Non poteva dormire con un dannato babydoll o un completino di seta?

Nonostante ciò si affrettò ad aprire la porta, con le guance in fiamme e i piedi scalzi che le ricordavano quanto fosse freddo il clima fuori.

"Markus, sei veramente tu" disse.

"Certo che sono veramente io, pensavi fosse uno scherzo?" sorrise lui, ritrovando un po' della sua ironia.

"No, cioè... non ti aspettavo a quest'ora" si giustificò lei, arrossendo ancora di più per le frasi imbarazzanti che le stavano uscendo.

"O forse non mi aspettavi in generale, angioletto, non mi stai facendo nemmeno entrare" decise di provocarla lui appoggiandosi allo stipite della porta con la spalla sinistra e i fiori sulla mano destra.

Poi fece scorrere lo sguardo su tutto il corpo, squadrando quel pigiama decisamente poco femminile ma attraente in qualche modo.

"Non ti sto facendo entrare perché sono in pigiama, è decisamente un orario improbabile per una visita" gli rispose lei, piccata, ma scostandosi per farlo entrare del tutto e richiudere la porta d'ingresso.

"Lo vedo che sei in pigiama, e lo so che è un orario assurdo... ma in realtà dovevo arrivare tre ore fa, appena uscito dall'ufficio" ammise lui, giustificando così anche il completo ancora addosso.

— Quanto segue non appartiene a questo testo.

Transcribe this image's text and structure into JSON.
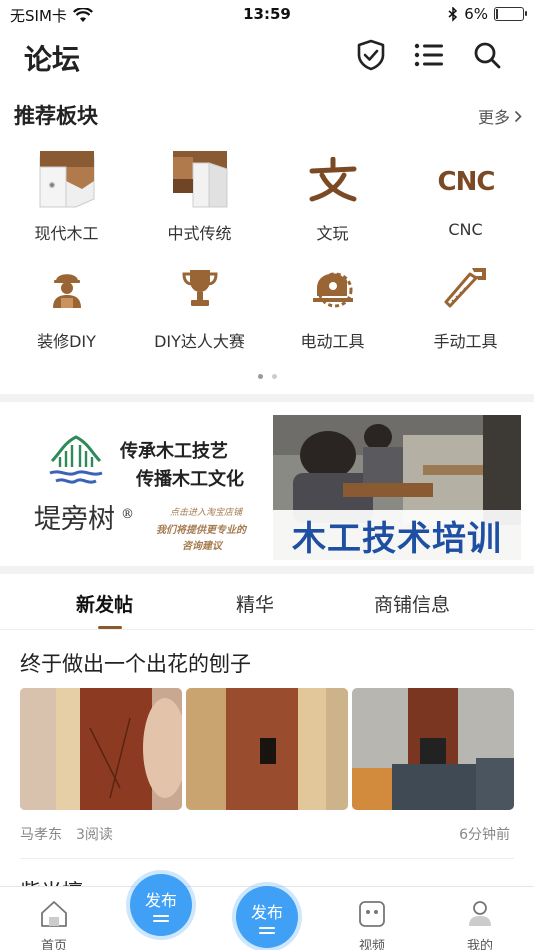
{
  "status_bar": {
    "carrier": "无SIM卡",
    "time": "13:59",
    "battery": "6%",
    "battery_level": 0.06
  },
  "header": {
    "title": "论坛"
  },
  "section": {
    "title": "推荐板块",
    "more": "更多"
  },
  "categories": [
    {
      "label": "现代木工",
      "icon": "modern-wood-icon"
    },
    {
      "label": "中式传统",
      "icon": "chinese-joint-icon"
    },
    {
      "label": "文玩",
      "icon": "wen-glyph-icon"
    },
    {
      "label": "CNC",
      "icon": "cnc-text-icon"
    },
    {
      "label": "装修DIY",
      "icon": "worker-icon"
    },
    {
      "label": "DIY达人大赛",
      "icon": "trophy-icon"
    },
    {
      "label": "电动工具",
      "icon": "circular-saw-icon"
    },
    {
      "label": "手动工具",
      "icon": "hand-saw-icon"
    }
  ],
  "banner": {
    "slogan_line1": "传承木工技艺",
    "slogan_line2": "传播木工文化",
    "brand": "堤旁树",
    "registered": "®",
    "small_line1": "点击进入淘宝店铺",
    "small_line2": "我们将提供更专业的",
    "small_line3": "咨询建议",
    "training": "木工技术培训"
  },
  "tabs": [
    "新发帖",
    "精华",
    "商铺信息"
  ],
  "post": {
    "title": "终于做出一个出花的刨子",
    "author": "马孝东",
    "reads": "3阅读",
    "time": "6分钟前"
  },
  "next_post": {
    "title": "紫光檀"
  },
  "tab_bar": {
    "home": "首页",
    "video": "视频",
    "mine": "我的",
    "fab_label": "发布"
  },
  "colors": {
    "accent": "#8b5a2b",
    "fab": "#3fa0f5"
  }
}
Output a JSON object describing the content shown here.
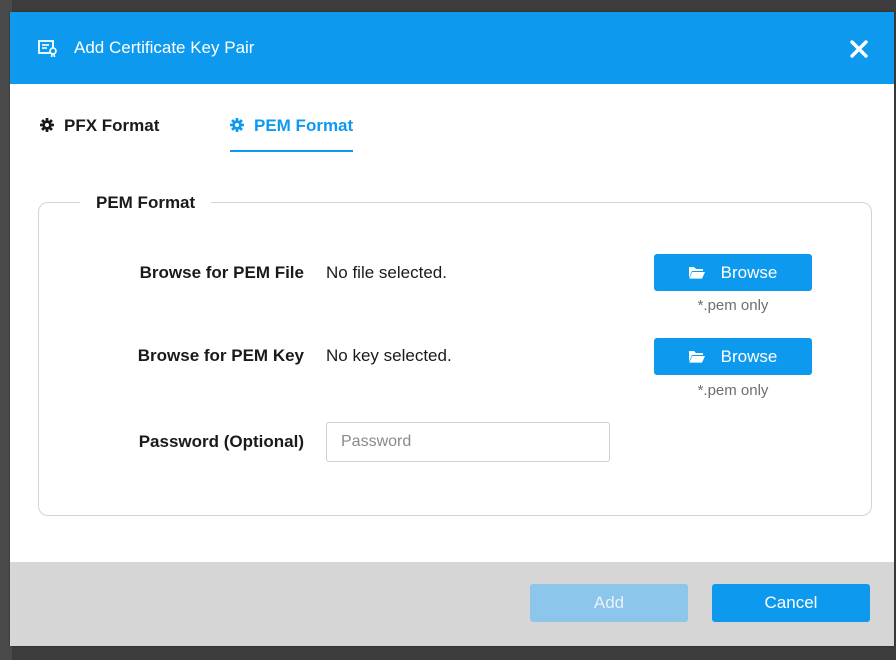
{
  "dialog": {
    "title": "Add Certificate Key Pair",
    "close_label": "✕"
  },
  "tabs": [
    {
      "label": "PFX Format",
      "active": false
    },
    {
      "label": "PEM Format",
      "active": true
    }
  ],
  "section": {
    "legend": "PEM Format"
  },
  "pem_file": {
    "label": "Browse for PEM File",
    "value": "No file selected.",
    "button_label": "Browse",
    "hint": "*.pem only"
  },
  "pem_key": {
    "label": "Browse for PEM Key",
    "value": "No key selected.",
    "button_label": "Browse",
    "hint": "*.pem only"
  },
  "password": {
    "label": "Password (Optional)",
    "placeholder": "Password",
    "value": ""
  },
  "footer": {
    "add_label": "Add",
    "add_enabled": false,
    "cancel_label": "Cancel"
  },
  "colors": {
    "accent": "#0d9aee",
    "accent_disabled": "#8cc6ea",
    "footer_bg": "#d6d6d6"
  }
}
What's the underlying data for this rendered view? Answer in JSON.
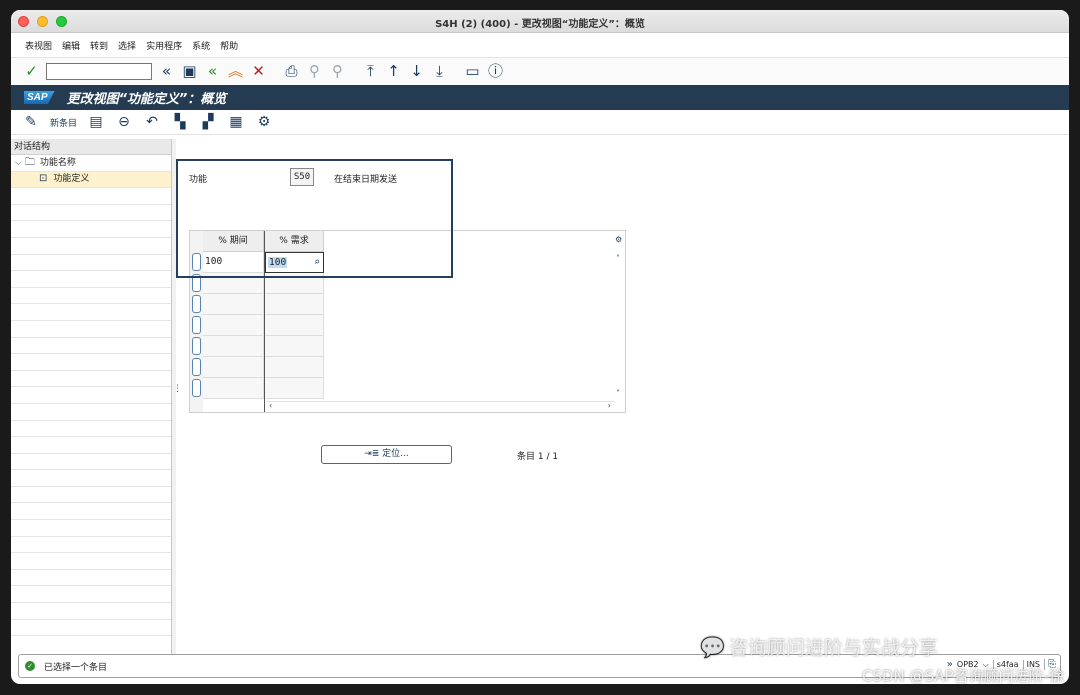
{
  "window": {
    "title": "S4H (2) (400) - 更改视图“功能定义”：概览"
  },
  "menu": [
    "表视图",
    "编辑",
    "转到",
    "选择",
    "实用程序",
    "系统",
    "帮助"
  ],
  "sap": {
    "logo": "SAP",
    "title": "更改视图“功能定义”：概览"
  },
  "toolbar2": {
    "new_entries": "新条目"
  },
  "tree": {
    "header": "对话结构",
    "folder": "功能名称",
    "item": "功能定义"
  },
  "detail": {
    "func_label": "功能",
    "func_value": "S50",
    "func_desc": "在结束日期发送"
  },
  "grid": {
    "columns": [
      "% 期间",
      "% 需求"
    ],
    "rows": [
      {
        "period": "100",
        "demand": "100"
      }
    ]
  },
  "position_button": "⇥≣ 定位...",
  "entry_count": "条目 1 / 1",
  "status": {
    "message": "已选择一个条目",
    "system": "OPB2",
    "server": "s4faa",
    "mode": "INS"
  },
  "watermark": {
    "line1": "咨询顾问进阶与实战分享",
    "line2": "CSDN @SAP咨询顾问进阶-徐"
  }
}
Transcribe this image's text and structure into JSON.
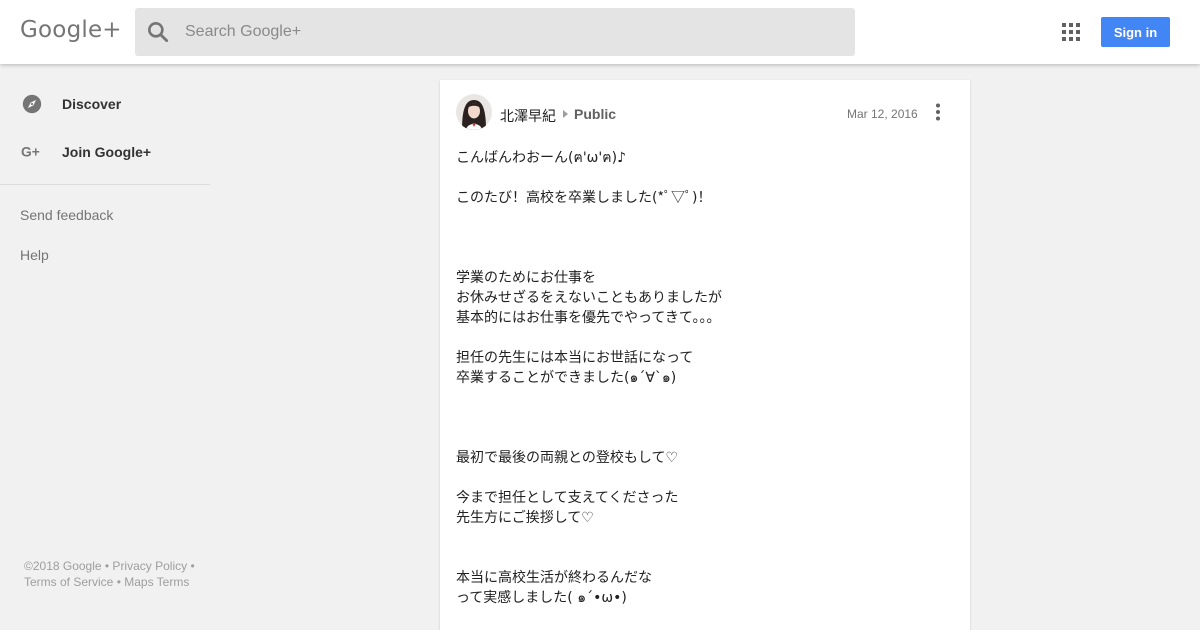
{
  "header": {
    "logo_text": "Google+",
    "search_placeholder": "Search Google+",
    "sign_in_label": "Sign in"
  },
  "sidebar": {
    "items": [
      {
        "label": "Discover",
        "icon": "compass-icon"
      },
      {
        "label": "Join Google+",
        "icon": "google-plus-icon"
      }
    ],
    "links": [
      "Send feedback",
      "Help"
    ],
    "footer": "©2018 Google • Privacy Policy • Terms of Service • Maps Terms"
  },
  "post": {
    "author": "北澤早紀",
    "visibility": "Public",
    "date": "Mar 12, 2016",
    "lines": [
      "こんばんわおーん(ฅ'ω'ฅ)♪",
      "",
      "このたび！高校を卒業しました(*ﾟ▽ﾟ)！",
      "",
      "",
      "",
      "学業のためにお仕事を",
      "お休みせざるをえないこともありましたが",
      "基本的にはお仕事を優先でやってきて。。。",
      "",
      "担任の先生には本当にお世話になって",
      "卒業することができました(๑´∀`๑)",
      "",
      "",
      "",
      "最初で最後の両親との登校もして♡",
      "",
      "今まで担任として支えてくださった",
      "先生方にご挨拶して♡",
      "",
      "",
      "本当に高校生活が終わるんだな",
      "って実感しました( ๑´•ω•)"
    ]
  },
  "colors": {
    "accent": "#4285f4",
    "background": "#f1f1f1"
  }
}
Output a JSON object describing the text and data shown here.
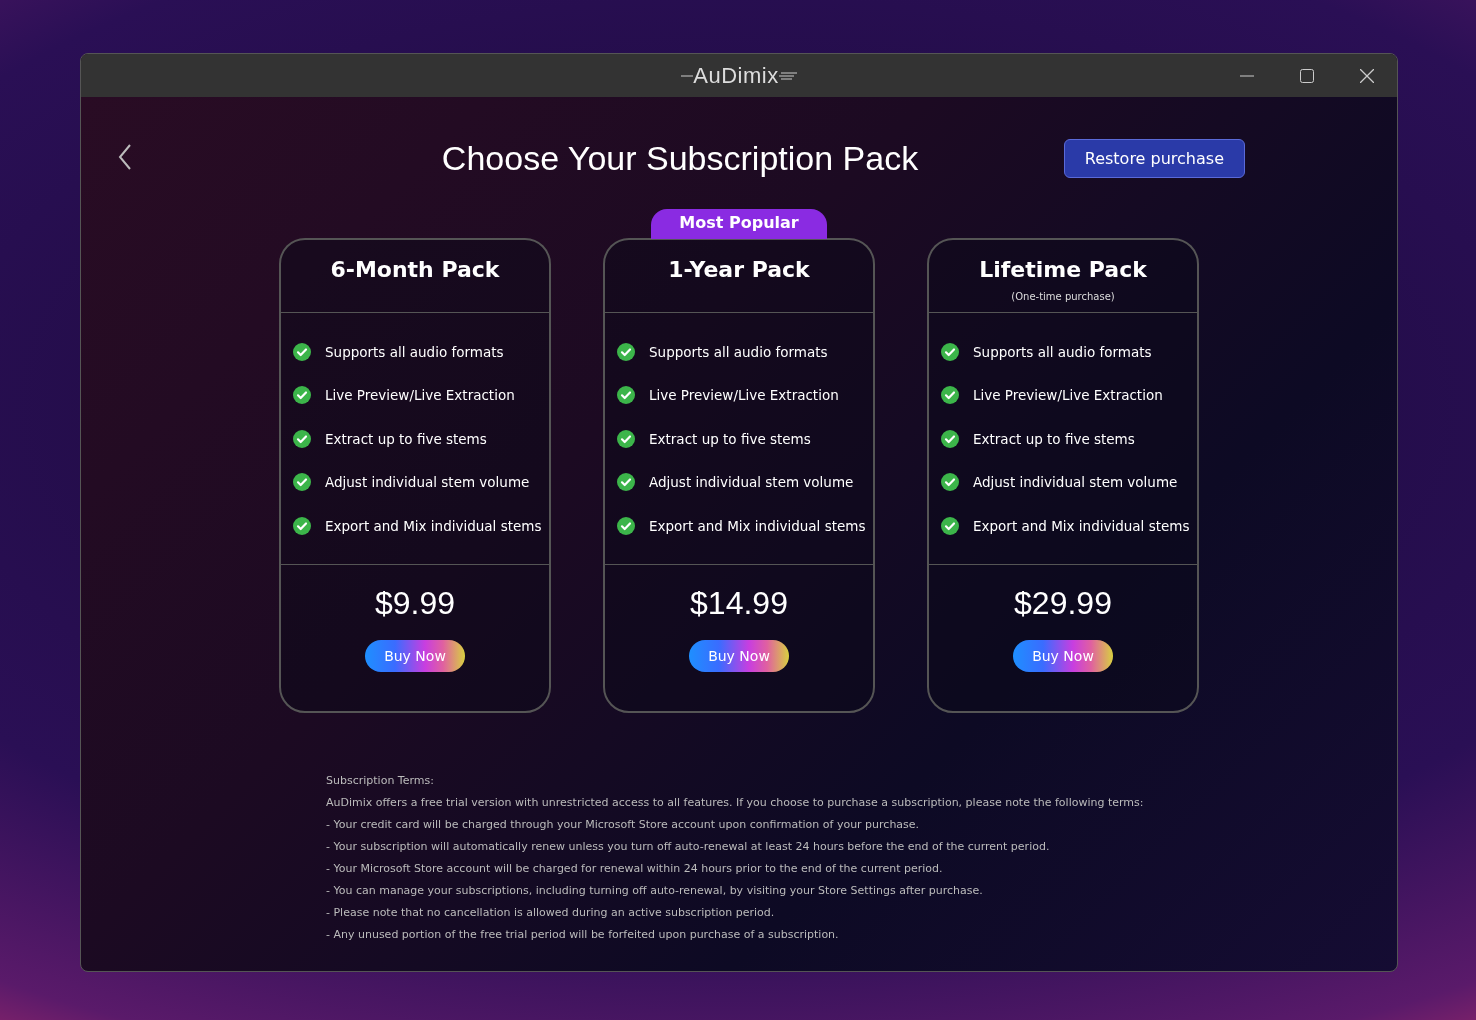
{
  "window": {
    "title": "AuDimix"
  },
  "header": {
    "title": "Choose Your Subscription Pack",
    "restore_button": "Restore purchase"
  },
  "plans": [
    {
      "name": "6-Month Pack",
      "features": [
        "Supports all audio formats",
        "Live Preview/Live Extraction",
        "Extract up to five stems",
        "Adjust individual stem volume",
        "Export and Mix individual stems"
      ],
      "price": "$9.99",
      "button": "Buy Now"
    },
    {
      "name": "1-Year Pack",
      "badge": "Most Popular",
      "features": [
        "Supports all audio formats",
        "Live Preview/Live Extraction",
        "Extract up to five stems",
        "Adjust individual stem volume",
        "Export and Mix individual stems"
      ],
      "price": "$14.99",
      "button": "Buy Now"
    },
    {
      "name": "Lifetime Pack",
      "subtitle": "(One-time purchase)",
      "features": [
        "Supports all audio formats",
        "Live Preview/Live Extraction",
        "Extract up to five stems",
        "Adjust individual stem volume",
        "Export and Mix individual stems"
      ],
      "price": "$29.99",
      "button": "Buy Now"
    }
  ],
  "terms": {
    "heading": "Subscription Terms:",
    "intro": "AuDimix offers a free trial version with unrestricted access to all features. If you choose to purchase a subscription, please note the following terms:",
    "items": [
      "- Your credit card will be charged through your Microsoft Store account upon confirmation of your purchase.",
      "- Your subscription will automatically renew unless you turn off auto-renewal at least 24 hours before the end of the current period.",
      "- Your Microsoft Store account will be charged for renewal within 24 hours prior to the end of the current period.",
      "- You can manage your subscriptions, including turning off auto-renewal, by visiting your Store Settings after purchase.",
      "- Please note that no cancellation is allowed during an active subscription period.",
      "- Any unused portion of the free trial period will be forfeited upon purchase of a subscription."
    ]
  }
}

"E poi cos'è successo?" chiese lei, consolandosi pensando che anche lui aveva i capelli talmente scompigliati che sembrava ci avesse passato la mano un milione di volte e la camicia sgualcita.

"E poi è successo che ho avuto paura" sospirò lui.

"Paura?" disse Irina, aggrottando le sopracciglia.

"Paura... paura di sentire il tuo rifiuto e quindi ho rimandato" confessò lui.

"Un mio rifiuto?" gli fece eco Irina, non capendo il suo discorso.